Showing posts with label chestnut-breasted malkoha. Show all posts
Showing posts with label chestnut-breasted malkoha. Show all posts

Saturday, July 24, 2021

Toledo July 10, Part 1

The missing gardener and I made our first trip together in 2021 to the Toledo Zoo July 10th. I've been feeling as though I haven't been getting great shots. I use Windows' built-in star system to rate my pictures and consider focus, composition, exposure, and what the animal is doing. A five-star photo is compelling in some way and makes me say, "Wow!" I gave all of these except the flower four stars.

This African elephant is Twiggy, I think. Some herbivores love their "browse" -- fresh leaves still on their twigs. Renee is the zoo's other elephant.

As far as I know, Twiggy's name has nothing to do with leaves and twigs. She arrived at the Toledo Zoo from some kind of private zoo where her care was insufficient and she was a few hundred pounds underweight. Pure speculation: She could have been named after the 1960's model Twiggy, who was famously thin, but she (the elephant) must've had a name already. She doesn't know how to be with others, and she and Renee don't hang out together.


A meerkat is on guard, of course.

 
red-billed blue magpie

A goat, breed unknown.


A chestnut-breasted malkoha. I had previously made an unintentional self-portrait as a reflection in this bird's (species, anyway, if not the same individual) eye. It happened again, although I had a certain amount of intention this time.
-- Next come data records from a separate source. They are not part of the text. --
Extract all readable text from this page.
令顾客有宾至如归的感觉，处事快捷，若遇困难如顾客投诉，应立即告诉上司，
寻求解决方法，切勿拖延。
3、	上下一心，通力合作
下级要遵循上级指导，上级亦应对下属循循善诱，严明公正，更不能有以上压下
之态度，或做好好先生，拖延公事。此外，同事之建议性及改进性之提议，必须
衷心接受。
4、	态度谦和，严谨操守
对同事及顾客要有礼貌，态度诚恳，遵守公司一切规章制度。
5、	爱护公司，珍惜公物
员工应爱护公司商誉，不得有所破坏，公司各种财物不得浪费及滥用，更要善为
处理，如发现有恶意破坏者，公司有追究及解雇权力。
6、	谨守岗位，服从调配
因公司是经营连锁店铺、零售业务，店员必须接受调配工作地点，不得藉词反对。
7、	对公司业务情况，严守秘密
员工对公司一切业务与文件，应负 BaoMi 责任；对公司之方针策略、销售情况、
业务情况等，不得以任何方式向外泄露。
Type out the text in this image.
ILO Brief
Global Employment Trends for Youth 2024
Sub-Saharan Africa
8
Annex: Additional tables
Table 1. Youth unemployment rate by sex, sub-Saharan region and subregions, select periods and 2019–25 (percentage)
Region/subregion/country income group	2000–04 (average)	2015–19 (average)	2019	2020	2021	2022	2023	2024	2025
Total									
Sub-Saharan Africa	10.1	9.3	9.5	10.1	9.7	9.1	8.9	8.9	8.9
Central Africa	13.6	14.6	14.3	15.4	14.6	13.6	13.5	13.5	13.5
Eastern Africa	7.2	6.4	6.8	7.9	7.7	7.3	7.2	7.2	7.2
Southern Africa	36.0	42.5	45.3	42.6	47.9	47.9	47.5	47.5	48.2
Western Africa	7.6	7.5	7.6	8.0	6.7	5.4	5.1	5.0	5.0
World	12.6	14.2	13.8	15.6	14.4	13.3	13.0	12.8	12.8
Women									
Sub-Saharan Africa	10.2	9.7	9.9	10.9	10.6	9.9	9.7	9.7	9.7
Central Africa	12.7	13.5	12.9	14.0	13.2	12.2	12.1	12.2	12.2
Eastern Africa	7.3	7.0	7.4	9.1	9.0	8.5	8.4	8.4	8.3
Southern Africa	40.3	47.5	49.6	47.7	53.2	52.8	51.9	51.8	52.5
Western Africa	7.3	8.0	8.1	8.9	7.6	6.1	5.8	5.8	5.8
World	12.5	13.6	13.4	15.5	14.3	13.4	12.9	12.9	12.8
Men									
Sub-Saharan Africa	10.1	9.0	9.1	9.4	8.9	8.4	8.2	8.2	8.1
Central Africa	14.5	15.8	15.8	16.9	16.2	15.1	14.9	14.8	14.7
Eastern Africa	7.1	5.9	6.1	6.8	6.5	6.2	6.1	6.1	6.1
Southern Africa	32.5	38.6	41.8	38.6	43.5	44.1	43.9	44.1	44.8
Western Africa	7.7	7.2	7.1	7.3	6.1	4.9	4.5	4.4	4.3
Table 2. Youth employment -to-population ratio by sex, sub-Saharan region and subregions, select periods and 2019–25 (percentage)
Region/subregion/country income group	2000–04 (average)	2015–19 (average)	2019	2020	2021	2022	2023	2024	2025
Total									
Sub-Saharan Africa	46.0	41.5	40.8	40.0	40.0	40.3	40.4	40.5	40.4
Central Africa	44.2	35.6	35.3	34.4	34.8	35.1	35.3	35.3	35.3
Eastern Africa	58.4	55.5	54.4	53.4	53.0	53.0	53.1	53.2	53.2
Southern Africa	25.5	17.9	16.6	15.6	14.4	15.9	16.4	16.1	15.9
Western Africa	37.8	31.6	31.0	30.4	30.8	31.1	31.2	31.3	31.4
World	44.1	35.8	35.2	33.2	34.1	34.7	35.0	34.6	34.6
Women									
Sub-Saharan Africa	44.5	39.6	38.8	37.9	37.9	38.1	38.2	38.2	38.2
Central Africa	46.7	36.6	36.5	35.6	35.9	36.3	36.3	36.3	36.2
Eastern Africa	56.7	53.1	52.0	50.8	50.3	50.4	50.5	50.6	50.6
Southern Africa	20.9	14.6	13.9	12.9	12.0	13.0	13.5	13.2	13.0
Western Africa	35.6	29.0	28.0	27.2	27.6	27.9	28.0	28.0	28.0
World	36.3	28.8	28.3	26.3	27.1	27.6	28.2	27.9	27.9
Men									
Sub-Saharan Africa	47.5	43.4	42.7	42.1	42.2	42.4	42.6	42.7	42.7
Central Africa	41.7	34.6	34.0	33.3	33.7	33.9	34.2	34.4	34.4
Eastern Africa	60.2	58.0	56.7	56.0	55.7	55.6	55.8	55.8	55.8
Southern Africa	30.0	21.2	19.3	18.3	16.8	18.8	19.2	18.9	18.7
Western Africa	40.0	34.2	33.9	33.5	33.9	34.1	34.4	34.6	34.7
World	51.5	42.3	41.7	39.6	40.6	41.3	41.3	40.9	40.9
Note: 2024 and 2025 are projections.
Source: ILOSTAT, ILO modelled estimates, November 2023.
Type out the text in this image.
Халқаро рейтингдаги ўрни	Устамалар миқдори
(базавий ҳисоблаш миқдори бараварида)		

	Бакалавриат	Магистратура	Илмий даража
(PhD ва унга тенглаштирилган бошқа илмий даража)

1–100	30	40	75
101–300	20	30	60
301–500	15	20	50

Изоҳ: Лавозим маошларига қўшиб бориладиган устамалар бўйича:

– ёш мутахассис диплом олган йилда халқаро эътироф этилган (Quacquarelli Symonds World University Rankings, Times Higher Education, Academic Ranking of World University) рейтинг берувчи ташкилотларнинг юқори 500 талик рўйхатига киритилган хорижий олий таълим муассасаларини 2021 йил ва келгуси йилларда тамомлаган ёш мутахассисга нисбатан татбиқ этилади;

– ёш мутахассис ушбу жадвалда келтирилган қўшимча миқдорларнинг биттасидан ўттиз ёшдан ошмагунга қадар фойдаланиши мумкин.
The malkoha displays a wing.

As with our trip to Akron in 2020, my best shot of the day was of a flower, in this case a day lily.

The birds in this post live in the zoo's pheasantry, and many of them are colorful, some spectacularly so. The Himalayan monal is one of the spectacular ones. The brown female was out in the open, but the male was barely visible under a bush. Looks like I have a quest.

Friday, August 9, 2019

Two zoos in four days

I visited Toledo Saturday and Columbus Tuesday.

A giraffe's hindquarters and tail in the classic brown-and-white pattern
A reticulated giraffe at the feeding station. The Columbus Zoo also has Masai giraffes.
 
The head, including ossicones ("horns") of a giraffe in profile
The reticulated giraffe awaits a treat from a zoo visitor. (Columbus Zoo)


A young polar bear swims with a toy.
Borealis was born last December. (Toledo Zoo)

Crystal contemplates playing with a ball. She's Borealis's mom. (Toledo Zoo)

Two frogs engage in apparent adult activity. The frogs are brilliant blue with yellow and white on their backs.
Cobalt poison dart frogs. They literally played leapfrog in the Toledo Zoo's new tropical greenhouse.

A tropical butterfly (Toledo Zoo)
Cheetah. The Columbus Zoo has about a dozen.

A wood thrush landed a couple of feet away from me in the Columbus Zoo's songbird aviary.